“Donde está su tesoro,
allí estará también su corazón.”
Iº lectura: Sb 18,
6-9; Salmo: 32; IIº
lectura: Hb 11, 1-2.8-9; Evangelio: Lc 12,
32-48
Jesús,
en esta oportunidad, nos hace una aclaración muy importante y fundamental para
nuestro itinerario espiritual: ¿dónde está nuestro corazón? ¿cuáles
son nuestras riquezas? En la actualidad es evidente el modo superficial
con el cual se desempeñan algunas actitudes del hombre. La mayoría de
situaciones son la certeza de la carencia de convicción y de fe en Dios. La
vida cotidiana es muestra de la necesidad que tenemos del creador; la fe es la
que nos mueve, la fe es el aire que nos permite respirar el amor de Dios.
“La
fe es garantía de las cosas que se esperan” (Heb 11,1); esa fe que mueve
montañas, esa fe que permite ver y sentir la insondable e infinita grandeza de
la salvación de Dios para con nosotros; esa misma fe en diversas ocasiones es
dejada de lado o simplemente se ignora, o se usa como una especie de “amuleto” no
siendo ésta la manera de vivir en Dios, ni el modo en el que debemos tratar y
hacer vivir nuestro corazón.
“NO
TENGAN MIEDO…”
El
miedo no es sólo un visitante o un huésped: se ha convertido en muchos momentos
en “parte esencial” de la vida de la mayoría de personas.

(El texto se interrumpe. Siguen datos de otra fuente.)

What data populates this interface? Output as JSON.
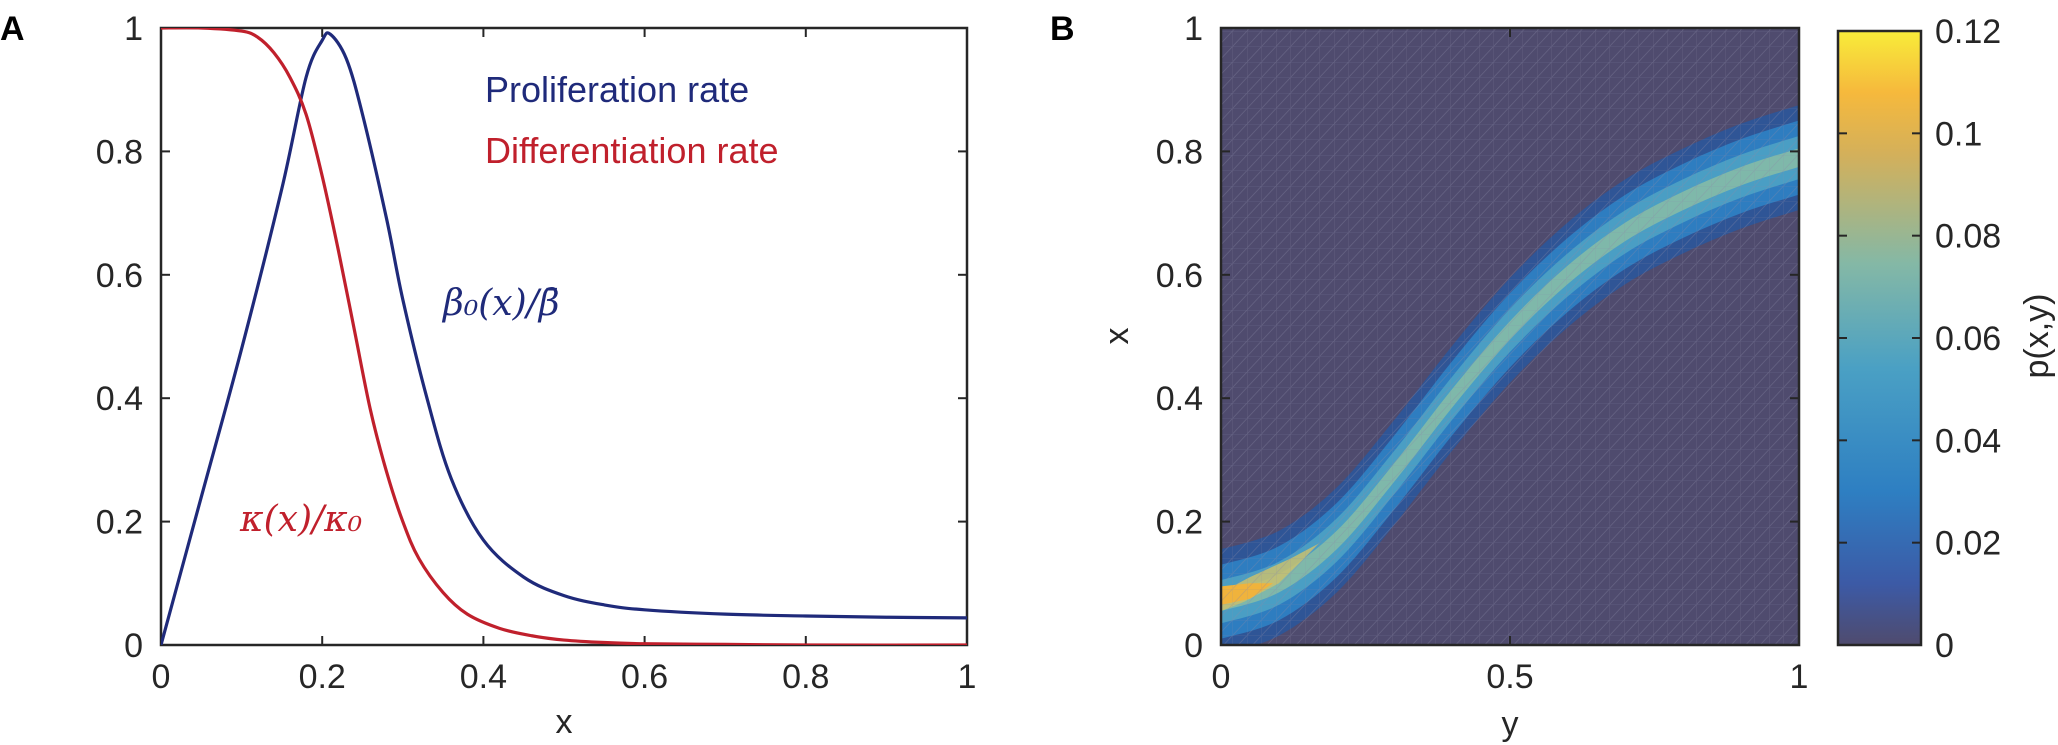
{
  "chart_data": [
    {
      "panel": "A",
      "type": "line",
      "xlabel": "x",
      "ylabel": "",
      "xlim": [
        0,
        1
      ],
      "ylim": [
        0,
        1
      ],
      "xticks": [
        "0",
        "0.2",
        "0.4",
        "0.6",
        "0.8",
        "1"
      ],
      "yticks": [
        "0",
        "0.2",
        "0.4",
        "0.6",
        "0.8",
        "1"
      ],
      "legend": [
        "Proliferation rate",
        "Differentiation rate"
      ],
      "annotations": {
        "beta": "β₀(x)/β̄",
        "kappa": "κ(x)/κ₀"
      },
      "series": [
        {
          "name": "Proliferation rate",
          "color": "#1f2a7a",
          "x": [
            0,
            0.05,
            0.1,
            0.15,
            0.18,
            0.2,
            0.21,
            0.23,
            0.25,
            0.28,
            0.3,
            0.33,
            0.36,
            0.4,
            0.45,
            0.5,
            0.55,
            0.6,
            0.7,
            0.8,
            0.9,
            1.0
          ],
          "y": [
            0,
            0.24,
            0.48,
            0.74,
            0.92,
            0.98,
            0.99,
            0.95,
            0.86,
            0.69,
            0.56,
            0.4,
            0.27,
            0.17,
            0.11,
            0.08,
            0.065,
            0.057,
            0.05,
            0.047,
            0.045,
            0.044
          ]
        },
        {
          "name": "Differentiation rate",
          "color": "#c0202c",
          "x": [
            0,
            0.05,
            0.1,
            0.12,
            0.14,
            0.16,
            0.18,
            0.2,
            0.22,
            0.24,
            0.26,
            0.28,
            0.3,
            0.32,
            0.35,
            0.38,
            0.42,
            0.46,
            0.5,
            0.55,
            0.6,
            0.7,
            0.8,
            1.0
          ],
          "y": [
            1,
            1,
            0.995,
            0.985,
            0.96,
            0.92,
            0.86,
            0.76,
            0.64,
            0.51,
            0.38,
            0.28,
            0.2,
            0.14,
            0.085,
            0.05,
            0.027,
            0.015,
            0.008,
            0.004,
            0.002,
            0.001,
            0.0,
            0.0
          ]
        }
      ]
    },
    {
      "panel": "B",
      "type": "heatmap",
      "xlabel": "y",
      "ylabel": "x",
      "xlim": [
        0,
        1
      ],
      "ylim": [
        0,
        1
      ],
      "xticks": [
        "0",
        "0.5",
        "1"
      ],
      "yticks": [
        "0",
        "0.2",
        "0.4",
        "0.6",
        "0.8",
        "1"
      ],
      "colorbar": {
        "label": "p(x,y)",
        "range": [
          0,
          0.12
        ],
        "ticks": [
          "0",
          "0.02",
          "0.04",
          "0.06",
          "0.08",
          "0.1",
          "0.12"
        ]
      },
      "ridge": {
        "y": [
          0,
          0.1,
          0.2,
          0.3,
          0.4,
          0.5,
          0.6,
          0.7,
          0.8,
          0.9,
          1.0
        ],
        "x": [
          0.07,
          0.1,
          0.17,
          0.28,
          0.4,
          0.51,
          0.6,
          0.67,
          0.72,
          0.76,
          0.79
        ]
      },
      "peak_value": 0.1
    }
  ]
}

Se vive con miedo, se
vive en el miedo, se vive por el miedo. Es tangible el modo en el que se busca
la grandeza, los poderes, los honores. Dios desde nuestro corazón nos observa,
nos interpela y a la vez, nos respeta y es necesario considerar la eficacia del
amor de Dios, el alcance de su misericordia y el significado de su perdón.
El Señor
no nos amenaza, no nos está advirtiendo de manera negativa, está actuando con
amor cuando nos dice que no tengamos miedo, que estemos preparados. En esta
perspectiva, hay dos aspectos fundamentales: la libertad y la obediencia. Somos
libres para escoger y si vivimos el amor de Dios, es nuestro deber, obedecer.
Caminar con Dios es sentir la fuerza para vivir sin temores humanos, sin miedo,
sin inhibiciones.
CONFIEMOS
EN JESÚS Y MARÍA
Pidamos
a Dios nos ilumine para reconocerle en la vida cotidiana y sobre
todo en los necesitados, en el prójimo. Que Él fortalezca nuestra esperanza en
el futuro de la humanidad para que no desfallezcan la fe y el amor, a fin de
que nuestra vida se apoye en valores permanentes y no sólo en los bienes
materiales, bienes tal vez necesarios, pero que no son el centro total de la
vida, como muchos creen.
Nuestra
Madre del Cielo, María de la Consolación, guíe nuestros corazones para entender
y sentir como ella a Jesús, el del rostro sereno, el gran tesoro de nuestra
existencia, para vivir plenamente como discípulos y misioneros. Así sea.